According to estimates issued by the IEA (International Energy Agency) World Energy Outlook, the global economy will grow by 150% between now and 2040. This will involve a surge in energy demand, which has already grown by 70% over the last 30 years and is expected grow a further 45% between now and 2030. These figures are obviously of keen interest to the sanitaryware industry, especially as regards the firing process, where major companies are leading the way in developing more efficient, less energy-hungry processes that ultimately have less impact on both the environment and production costs.
This field constitutes the core business of Sacmi–Riedhammer which, thanks to decades of research and unparalleled expertise in the sanitaryware firing field, has developed both a technology and a management system to ensure an efficient firing process. The Riedhammer system has four ‘pillars’: the first, 3D mapping of the firing process (EEE, energy-efficient engineering), which allows detailed 3D simulation of the crucial steps of the production process and the creation – during the development phase – of cutting-edge design solutions for each individual detail.
The heart of the solution is the energy management system (EMS), version 4.0 for tunnel kilns. This boosts process energy efficiency by 90% (from 1,260 to just 660 kcal per kg of fired product); on roller hearth kilns that figure can be extended to 126% (just 543 kcal). On an annual basis, then, such benefits give the manufacturer energy savings of hundreds of thousands of Euros and cut consumption-related CO2 emissions by several million kgs. Available also in the 700–Cyber version, the EMS focuses on configuration of the burners; the gas-air mix is electronically controlled and excess heat can be harnessed for use in other stages of the manufacturing process.
Thanks to the development of the REKO burner range, Riedhammer has also considerably reduced the consumption gap between the shuttle and continuous firing processes; on one hand, this has been achieved by optimal use of heat transmission inside a special developed combustion chamber and, on the other, by developing ever-more efficient insulation to minimise heat loss in the shuttle kiln.
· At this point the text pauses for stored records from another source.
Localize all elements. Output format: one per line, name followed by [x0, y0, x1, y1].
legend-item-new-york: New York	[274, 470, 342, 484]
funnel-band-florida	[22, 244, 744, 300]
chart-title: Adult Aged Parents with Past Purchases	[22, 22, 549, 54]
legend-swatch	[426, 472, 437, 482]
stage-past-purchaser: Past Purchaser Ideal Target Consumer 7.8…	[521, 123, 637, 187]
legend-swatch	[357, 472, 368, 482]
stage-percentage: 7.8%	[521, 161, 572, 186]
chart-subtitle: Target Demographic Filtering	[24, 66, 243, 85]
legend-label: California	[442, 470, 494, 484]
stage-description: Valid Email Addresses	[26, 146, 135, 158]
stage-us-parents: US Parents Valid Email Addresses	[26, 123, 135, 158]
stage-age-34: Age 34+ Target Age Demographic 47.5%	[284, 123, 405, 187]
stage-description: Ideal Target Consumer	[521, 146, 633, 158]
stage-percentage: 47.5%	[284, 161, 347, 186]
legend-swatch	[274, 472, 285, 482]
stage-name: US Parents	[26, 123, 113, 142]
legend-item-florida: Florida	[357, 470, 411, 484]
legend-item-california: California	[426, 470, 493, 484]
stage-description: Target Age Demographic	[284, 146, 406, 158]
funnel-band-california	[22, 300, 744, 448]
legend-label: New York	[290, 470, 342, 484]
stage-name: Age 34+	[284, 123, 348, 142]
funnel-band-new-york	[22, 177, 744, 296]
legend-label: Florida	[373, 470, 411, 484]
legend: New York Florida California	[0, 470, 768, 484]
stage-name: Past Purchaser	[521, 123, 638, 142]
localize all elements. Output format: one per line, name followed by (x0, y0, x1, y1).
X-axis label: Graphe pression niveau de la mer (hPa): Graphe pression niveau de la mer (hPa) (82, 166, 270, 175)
The fourth and final pillar of the Sacmi-Riedhammer method consists of implementing effective heat recovery systems in the final firing stages when both volumes and temperatures are optimal for being channelled to other manufacturing departments such as drying and spray-drying etc.
The future? Conversion of all excess heat energy into electrical energy with the aid of cogeneration systems. A scenario that the Sacmi Group company Riedhammer is developing every day together with its capacity to engineer the firing process alongside the customer, thus meeting his specific manufacturing needs and achieving optimal system configuration.